Comparing Figure 5(g) with Figures 5(a), 5(b), and 5(c), it is observed that the introduction of the orthogonal vibration signal cross-correlation coefficient as the feature parameters can obtain a higher fault identification rate under the four working conditions compared with only using vibration signal at the top (Figure 5(a)) and the side (Figure 5(b)) of the cylinder head and the orthogonal vibration signals of the cylinder head (Figure 5(c)).
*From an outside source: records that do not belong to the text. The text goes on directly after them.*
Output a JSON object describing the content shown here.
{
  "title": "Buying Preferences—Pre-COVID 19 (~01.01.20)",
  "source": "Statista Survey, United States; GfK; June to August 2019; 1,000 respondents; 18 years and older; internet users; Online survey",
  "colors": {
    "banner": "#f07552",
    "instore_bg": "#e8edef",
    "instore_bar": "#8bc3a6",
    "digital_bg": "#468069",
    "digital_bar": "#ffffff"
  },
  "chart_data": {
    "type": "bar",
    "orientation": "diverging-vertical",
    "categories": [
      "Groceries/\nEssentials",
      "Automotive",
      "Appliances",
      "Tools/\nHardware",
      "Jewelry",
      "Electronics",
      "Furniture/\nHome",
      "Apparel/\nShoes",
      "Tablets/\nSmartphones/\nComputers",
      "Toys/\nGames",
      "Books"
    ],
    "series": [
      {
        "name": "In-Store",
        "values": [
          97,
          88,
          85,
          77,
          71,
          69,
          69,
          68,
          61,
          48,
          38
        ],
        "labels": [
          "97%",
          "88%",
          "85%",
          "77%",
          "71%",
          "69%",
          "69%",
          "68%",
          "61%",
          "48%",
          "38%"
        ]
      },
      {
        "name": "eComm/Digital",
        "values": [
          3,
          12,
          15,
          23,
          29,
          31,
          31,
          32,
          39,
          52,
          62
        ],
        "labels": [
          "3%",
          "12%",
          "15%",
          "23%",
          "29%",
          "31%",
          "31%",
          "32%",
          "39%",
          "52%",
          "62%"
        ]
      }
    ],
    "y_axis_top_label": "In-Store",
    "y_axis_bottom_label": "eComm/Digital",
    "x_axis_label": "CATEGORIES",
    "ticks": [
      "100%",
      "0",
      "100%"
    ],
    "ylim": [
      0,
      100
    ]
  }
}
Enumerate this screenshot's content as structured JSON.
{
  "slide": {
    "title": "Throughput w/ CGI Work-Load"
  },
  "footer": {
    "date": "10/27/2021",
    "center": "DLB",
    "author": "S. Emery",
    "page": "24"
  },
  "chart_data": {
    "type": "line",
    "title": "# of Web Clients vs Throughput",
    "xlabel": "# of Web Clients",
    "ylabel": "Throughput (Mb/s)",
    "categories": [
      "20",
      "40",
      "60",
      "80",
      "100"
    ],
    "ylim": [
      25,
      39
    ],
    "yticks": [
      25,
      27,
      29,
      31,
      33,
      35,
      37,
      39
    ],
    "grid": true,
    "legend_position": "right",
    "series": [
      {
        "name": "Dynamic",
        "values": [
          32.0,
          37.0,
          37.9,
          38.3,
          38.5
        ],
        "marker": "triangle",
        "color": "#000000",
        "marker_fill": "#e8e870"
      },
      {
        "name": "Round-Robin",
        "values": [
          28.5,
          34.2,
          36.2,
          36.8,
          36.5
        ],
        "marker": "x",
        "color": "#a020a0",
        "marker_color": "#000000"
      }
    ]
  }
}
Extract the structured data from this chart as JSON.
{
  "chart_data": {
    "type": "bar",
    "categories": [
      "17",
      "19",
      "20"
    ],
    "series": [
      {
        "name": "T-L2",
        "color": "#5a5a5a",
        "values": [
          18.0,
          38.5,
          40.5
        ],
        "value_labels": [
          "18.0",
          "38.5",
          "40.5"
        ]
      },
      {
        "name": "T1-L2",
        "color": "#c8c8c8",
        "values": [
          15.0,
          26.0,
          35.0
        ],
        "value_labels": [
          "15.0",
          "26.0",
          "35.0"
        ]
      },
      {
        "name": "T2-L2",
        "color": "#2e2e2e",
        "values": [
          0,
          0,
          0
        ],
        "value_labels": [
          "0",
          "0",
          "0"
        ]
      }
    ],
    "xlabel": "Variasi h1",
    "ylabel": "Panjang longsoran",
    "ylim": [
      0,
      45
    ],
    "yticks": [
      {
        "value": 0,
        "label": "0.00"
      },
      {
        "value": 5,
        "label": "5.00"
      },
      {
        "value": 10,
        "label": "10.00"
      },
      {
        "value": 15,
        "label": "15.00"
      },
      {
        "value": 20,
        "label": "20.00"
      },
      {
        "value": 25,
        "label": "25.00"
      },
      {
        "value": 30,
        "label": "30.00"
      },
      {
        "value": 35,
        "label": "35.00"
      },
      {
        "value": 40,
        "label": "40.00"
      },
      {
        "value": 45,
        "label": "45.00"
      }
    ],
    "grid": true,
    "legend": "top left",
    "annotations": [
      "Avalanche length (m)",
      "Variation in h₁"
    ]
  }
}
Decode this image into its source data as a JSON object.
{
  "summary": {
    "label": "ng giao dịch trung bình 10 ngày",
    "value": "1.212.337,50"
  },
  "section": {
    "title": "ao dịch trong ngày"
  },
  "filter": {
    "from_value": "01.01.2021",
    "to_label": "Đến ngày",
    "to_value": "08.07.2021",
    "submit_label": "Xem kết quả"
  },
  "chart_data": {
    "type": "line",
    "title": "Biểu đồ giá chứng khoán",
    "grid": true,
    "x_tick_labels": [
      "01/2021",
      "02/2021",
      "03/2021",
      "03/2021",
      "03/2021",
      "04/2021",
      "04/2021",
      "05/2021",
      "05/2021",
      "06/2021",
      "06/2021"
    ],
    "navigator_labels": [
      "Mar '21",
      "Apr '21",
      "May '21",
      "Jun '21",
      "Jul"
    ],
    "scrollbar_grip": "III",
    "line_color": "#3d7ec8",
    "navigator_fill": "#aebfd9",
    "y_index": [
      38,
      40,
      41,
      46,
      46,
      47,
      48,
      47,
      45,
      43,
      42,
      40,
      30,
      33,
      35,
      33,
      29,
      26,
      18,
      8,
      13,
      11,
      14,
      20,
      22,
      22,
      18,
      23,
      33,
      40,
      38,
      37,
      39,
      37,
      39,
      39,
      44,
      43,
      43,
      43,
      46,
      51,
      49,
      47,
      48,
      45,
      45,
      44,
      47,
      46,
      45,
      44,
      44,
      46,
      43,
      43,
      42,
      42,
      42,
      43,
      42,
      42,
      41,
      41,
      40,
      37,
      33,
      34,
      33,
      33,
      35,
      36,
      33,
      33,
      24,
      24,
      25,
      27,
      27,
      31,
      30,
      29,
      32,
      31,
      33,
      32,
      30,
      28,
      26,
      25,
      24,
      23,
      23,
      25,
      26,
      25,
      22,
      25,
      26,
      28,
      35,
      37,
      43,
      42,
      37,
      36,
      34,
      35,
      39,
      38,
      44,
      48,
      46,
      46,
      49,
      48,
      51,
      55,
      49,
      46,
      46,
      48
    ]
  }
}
Comparing Figures 5(h) and 5(g), it is found that after using the PCC Diagram to optimize the orthogonal vibration signals of the cylinder head and introducing the cross-correlation coefficient of the orthogonal vibration signals as the feature parameters, the fault identification rates under the four working conditions are all up to over 90%. They are 91.89%, 95.45%, 96.88%, and 100%, respectively. In comparison with the former methods for fault identification, this method can improve the fault identification rate to a greater extent and reduce the degree of fault identification dispersion of wrong results.

6. Conclusion

The experimental researches on a large number of fuel supply faults for Weichai WD615 diesel engine show that, on the premise of only the time-domain feature parameters, it is easy to obtain a higher fault identification rate by using the orthogonal vibration signals to identify faults in the diesel engine. The PCC Diagram can be used to simplify the feature parameter screening visually and vividly, thus improving the diesel engine fault identification rate to a greater extent. Furthermore, the cross-correlation coefficient of the orthogonal vibration signals is a very important time-domain feature parameter found in the orthogonal vibration tests, adding it into the feature vector set as the input of GRNN can obviously improve the fault identification rate of diesel engine by using the orthogonal vibration signals of the cylinder head. In particularly, after screening the feature parameters by using the coefficient diagram, the fault identification rates of more than 90% are obtained under all the working conditions. This fault identification method based on diesel engine can be applied to information extraction and fault identification for other reciprocating circulation machines.

Data Availability

The data used to support the findings of this study are available from the corresponding author upon request.

Conflicts of Interest

The authors declare that there are no conflicts of interest regarding the publication of this paper.

Acknowledgments

This paper is funded by Tactical Vehicle Status Monitoring, Fault Diagnosis and Information Management System Technology (40407030401, the Preresearch Project of the General Equipment Department of PLA) and the 13th Five-Year National Defense Science and Technology Key Laboratory Fund in 2017 (61421070104, the Research and Order Bureau of the Military Commission Equipment Development Department).